The White Sox have been eliminated twice in the first round of the playoffs and are currently 16 games below .500. They have won better than 85 games once in the last 10 years — their 93-win 2021 season. A year when the Braves were hovering around .500 at the trade deadline with Ronald Acuña Jr. out with a torn ACL.
Their front office was active in the second half of July, acquiring Joc Pederson, Jorge Soler, Eddie Rosario, and Adam Duvall. Injuries hammered the White Sox all season but at the trade deadline, they were only three games out of first place in the American League. They acquired Craig Kimbrel, Ryan Tepera, and César Hernández. Kimbrel was supposed to be the big move, but in the three games that he pitched against the Astros he got shellacked.
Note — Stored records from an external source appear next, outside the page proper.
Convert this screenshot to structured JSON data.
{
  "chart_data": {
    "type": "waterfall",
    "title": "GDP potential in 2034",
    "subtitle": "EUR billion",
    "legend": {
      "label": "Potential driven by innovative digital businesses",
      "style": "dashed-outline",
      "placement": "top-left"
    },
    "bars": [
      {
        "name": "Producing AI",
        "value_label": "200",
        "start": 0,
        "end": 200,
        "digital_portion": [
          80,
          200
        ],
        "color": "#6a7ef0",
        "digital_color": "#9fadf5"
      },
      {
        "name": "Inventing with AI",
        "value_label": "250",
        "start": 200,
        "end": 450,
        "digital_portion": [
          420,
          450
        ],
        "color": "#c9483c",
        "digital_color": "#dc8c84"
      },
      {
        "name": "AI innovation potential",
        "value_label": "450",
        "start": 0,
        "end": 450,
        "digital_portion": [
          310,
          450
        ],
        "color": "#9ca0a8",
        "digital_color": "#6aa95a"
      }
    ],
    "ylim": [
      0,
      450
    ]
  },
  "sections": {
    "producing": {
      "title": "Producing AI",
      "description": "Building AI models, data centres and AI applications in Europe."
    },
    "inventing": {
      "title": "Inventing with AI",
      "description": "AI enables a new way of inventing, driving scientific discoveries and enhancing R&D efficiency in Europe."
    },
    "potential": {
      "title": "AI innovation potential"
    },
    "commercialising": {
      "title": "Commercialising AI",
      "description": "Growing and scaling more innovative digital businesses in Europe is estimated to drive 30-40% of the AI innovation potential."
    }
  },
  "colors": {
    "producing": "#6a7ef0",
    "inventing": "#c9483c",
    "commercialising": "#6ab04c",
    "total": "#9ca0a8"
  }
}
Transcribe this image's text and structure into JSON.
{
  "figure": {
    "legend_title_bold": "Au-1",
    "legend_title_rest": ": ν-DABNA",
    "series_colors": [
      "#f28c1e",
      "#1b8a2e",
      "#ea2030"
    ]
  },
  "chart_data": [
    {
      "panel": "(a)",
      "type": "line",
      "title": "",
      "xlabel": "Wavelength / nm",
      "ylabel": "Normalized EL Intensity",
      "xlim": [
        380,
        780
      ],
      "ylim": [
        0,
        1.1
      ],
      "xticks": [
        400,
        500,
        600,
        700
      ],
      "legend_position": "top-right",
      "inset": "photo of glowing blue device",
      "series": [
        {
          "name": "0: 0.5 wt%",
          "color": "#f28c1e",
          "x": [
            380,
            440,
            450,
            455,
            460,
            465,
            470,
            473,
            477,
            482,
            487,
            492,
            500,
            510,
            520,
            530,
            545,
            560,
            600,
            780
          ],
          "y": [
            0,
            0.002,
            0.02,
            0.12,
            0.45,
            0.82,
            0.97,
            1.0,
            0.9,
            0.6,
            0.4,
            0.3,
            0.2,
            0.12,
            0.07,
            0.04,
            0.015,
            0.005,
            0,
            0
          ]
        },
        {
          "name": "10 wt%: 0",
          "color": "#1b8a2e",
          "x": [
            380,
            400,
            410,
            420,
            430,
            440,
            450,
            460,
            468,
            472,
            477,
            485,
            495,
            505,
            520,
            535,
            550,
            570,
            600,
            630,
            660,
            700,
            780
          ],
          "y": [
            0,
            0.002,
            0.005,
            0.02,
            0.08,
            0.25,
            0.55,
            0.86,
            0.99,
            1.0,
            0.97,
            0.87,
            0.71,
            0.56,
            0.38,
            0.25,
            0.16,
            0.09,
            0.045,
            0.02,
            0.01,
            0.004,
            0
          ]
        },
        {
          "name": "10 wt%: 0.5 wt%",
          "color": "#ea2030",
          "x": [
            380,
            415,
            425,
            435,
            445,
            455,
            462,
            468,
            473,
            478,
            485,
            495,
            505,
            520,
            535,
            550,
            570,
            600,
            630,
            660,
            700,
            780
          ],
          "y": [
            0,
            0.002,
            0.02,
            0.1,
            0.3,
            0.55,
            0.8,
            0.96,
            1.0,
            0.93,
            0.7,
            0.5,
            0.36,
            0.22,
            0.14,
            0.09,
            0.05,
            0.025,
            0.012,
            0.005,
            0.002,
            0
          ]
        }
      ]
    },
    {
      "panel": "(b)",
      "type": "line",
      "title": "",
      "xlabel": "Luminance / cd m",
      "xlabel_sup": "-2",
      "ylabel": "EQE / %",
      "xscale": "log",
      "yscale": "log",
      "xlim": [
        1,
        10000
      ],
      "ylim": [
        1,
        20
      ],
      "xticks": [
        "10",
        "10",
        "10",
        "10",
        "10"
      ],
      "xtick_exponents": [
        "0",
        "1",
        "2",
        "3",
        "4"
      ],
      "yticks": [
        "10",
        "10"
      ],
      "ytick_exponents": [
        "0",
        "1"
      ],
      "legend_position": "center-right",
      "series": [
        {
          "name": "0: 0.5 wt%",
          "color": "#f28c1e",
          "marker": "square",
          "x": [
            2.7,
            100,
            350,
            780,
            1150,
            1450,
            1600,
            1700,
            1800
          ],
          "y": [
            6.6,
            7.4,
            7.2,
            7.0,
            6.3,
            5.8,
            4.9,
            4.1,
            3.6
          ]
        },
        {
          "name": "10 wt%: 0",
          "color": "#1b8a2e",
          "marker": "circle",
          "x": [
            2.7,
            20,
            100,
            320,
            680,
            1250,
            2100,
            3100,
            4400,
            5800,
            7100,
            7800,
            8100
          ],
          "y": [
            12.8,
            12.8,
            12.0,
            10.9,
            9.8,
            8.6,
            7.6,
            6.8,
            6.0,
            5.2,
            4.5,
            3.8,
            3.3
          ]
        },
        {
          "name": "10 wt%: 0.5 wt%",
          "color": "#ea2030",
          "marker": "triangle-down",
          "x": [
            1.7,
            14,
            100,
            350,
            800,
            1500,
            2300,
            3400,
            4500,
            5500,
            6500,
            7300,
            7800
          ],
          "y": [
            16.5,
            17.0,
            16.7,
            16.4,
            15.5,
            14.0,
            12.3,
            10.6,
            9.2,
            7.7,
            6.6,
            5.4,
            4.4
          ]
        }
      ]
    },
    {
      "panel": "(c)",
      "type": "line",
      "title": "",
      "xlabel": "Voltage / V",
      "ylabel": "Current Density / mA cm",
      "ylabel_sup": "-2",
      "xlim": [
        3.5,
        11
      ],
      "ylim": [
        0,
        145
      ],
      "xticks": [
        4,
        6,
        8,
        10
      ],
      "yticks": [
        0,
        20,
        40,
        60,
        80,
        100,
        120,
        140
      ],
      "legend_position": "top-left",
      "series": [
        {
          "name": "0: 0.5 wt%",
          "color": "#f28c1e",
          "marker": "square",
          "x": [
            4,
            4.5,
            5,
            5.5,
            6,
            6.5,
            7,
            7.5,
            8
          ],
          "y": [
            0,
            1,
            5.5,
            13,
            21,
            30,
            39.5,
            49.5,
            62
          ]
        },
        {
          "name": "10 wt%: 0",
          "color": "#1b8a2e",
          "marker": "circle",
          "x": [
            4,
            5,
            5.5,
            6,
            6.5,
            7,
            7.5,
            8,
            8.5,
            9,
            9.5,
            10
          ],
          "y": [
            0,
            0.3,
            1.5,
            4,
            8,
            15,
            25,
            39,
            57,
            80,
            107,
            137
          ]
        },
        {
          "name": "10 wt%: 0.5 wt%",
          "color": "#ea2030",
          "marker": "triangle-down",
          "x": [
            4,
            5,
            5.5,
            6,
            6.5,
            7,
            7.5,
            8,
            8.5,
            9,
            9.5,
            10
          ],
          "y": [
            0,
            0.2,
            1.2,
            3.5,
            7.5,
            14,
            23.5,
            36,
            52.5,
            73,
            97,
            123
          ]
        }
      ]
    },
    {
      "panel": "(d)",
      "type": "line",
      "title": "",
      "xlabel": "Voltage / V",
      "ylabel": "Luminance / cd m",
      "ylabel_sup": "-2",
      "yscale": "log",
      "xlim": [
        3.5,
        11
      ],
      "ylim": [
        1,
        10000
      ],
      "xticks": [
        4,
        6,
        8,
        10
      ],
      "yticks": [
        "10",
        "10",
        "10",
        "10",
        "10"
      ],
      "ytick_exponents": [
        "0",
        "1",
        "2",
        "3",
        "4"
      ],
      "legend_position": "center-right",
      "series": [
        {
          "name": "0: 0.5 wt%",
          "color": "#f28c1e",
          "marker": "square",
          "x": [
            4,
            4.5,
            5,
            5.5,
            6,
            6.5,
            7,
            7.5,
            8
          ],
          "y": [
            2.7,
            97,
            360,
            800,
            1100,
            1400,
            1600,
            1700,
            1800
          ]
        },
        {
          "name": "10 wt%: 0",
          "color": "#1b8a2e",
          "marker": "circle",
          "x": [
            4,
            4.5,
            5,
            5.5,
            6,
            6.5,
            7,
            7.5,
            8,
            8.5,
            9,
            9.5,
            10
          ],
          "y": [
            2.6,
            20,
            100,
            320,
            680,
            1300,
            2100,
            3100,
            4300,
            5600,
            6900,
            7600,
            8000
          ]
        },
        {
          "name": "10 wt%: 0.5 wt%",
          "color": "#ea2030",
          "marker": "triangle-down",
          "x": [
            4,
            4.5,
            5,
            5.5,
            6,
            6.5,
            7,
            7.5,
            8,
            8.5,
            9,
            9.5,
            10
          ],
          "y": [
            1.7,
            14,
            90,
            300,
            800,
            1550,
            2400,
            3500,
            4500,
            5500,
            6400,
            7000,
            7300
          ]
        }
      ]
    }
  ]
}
The offseason after the Braves championship, Freddie Freeman signed with the Los Angeles Dodgers but they got younger at first base by trading for then inking Matt Olson to a long-term deal. Also, Acuña returned from injury. The White Sox refused to extend a qualifying offer to all-star Carlos Rodón and brought in a 36-year-old Johnny Cueto for one year, $3 million.
They finished .500 in 2022 and would go on to lose Jose Abreu in free agency. With holes in the lineup and starting rotation, they signed Andrew Benintendi to a five-year, $75 million contract who has hit one home run this season. They also bought low on a starting pitcher in alleged abuser Mike Clevinger with a one-year $12 million deal. Clevinger denied allegations of domestic and child abuse through his attorney and the MLB decided not to punish him. He took the mound to Kanye West’s “Gold Digger” for his first start of the season. This while the Braves signed Sean Murphy who won a Gold Glove as a catcher in 2021 and currently has a .999 OPS.
Two teams with supposedly bright futures in 2017, yet one has already won a World Series, and the other has spent $50 million less in 2023 payroll and it shows. For all of the player movement that takes place in baseball, the most money that the White Sox have spent for outside talent is for Benintendi whose career-high OPS was his rookie season with the Boston Red Sox at .835.
Once again, a franchise owned by Jerry Reinsdorf does not capitalize on talent. As ugly as the endings were between the Chicago Bulls and Derrick Rose and Tom Thibodeau, Jimmy Butler was still on the roster through the 2016-17 season. Their solution to appeasing an unexpected, homegrown star was to make an uninspiring head coach hire in Fred Hoiberg, and eventually trade Butler.
Currently, the Bulls and White Sox are in similar positions. Both teams have talent but are ways away from championship contention. All of this while the Braves — who tanked at the same time as the White Sox — appear to be positioned to be World Series contenders for years to come.
The Braves bolstered their talent after tanking while the White Sox eventually shedded the salary of some high-performing prospects, while making no nine-figure moves to acquire veteran talent. Also, the White Sox currently have the fifth-worst farm system per MLB.com
Both teams had the right idea in the previous decade. They spent time both intentionally making their teams worse in the short run but better in the long. However, the Braves have a World Series and five consecutive NL East championships to show for it. The White Sox have one of the most disappointing teams in recent MLB history.
Congratulations Jerry Reinsdorf, regular creator of more losses than wins.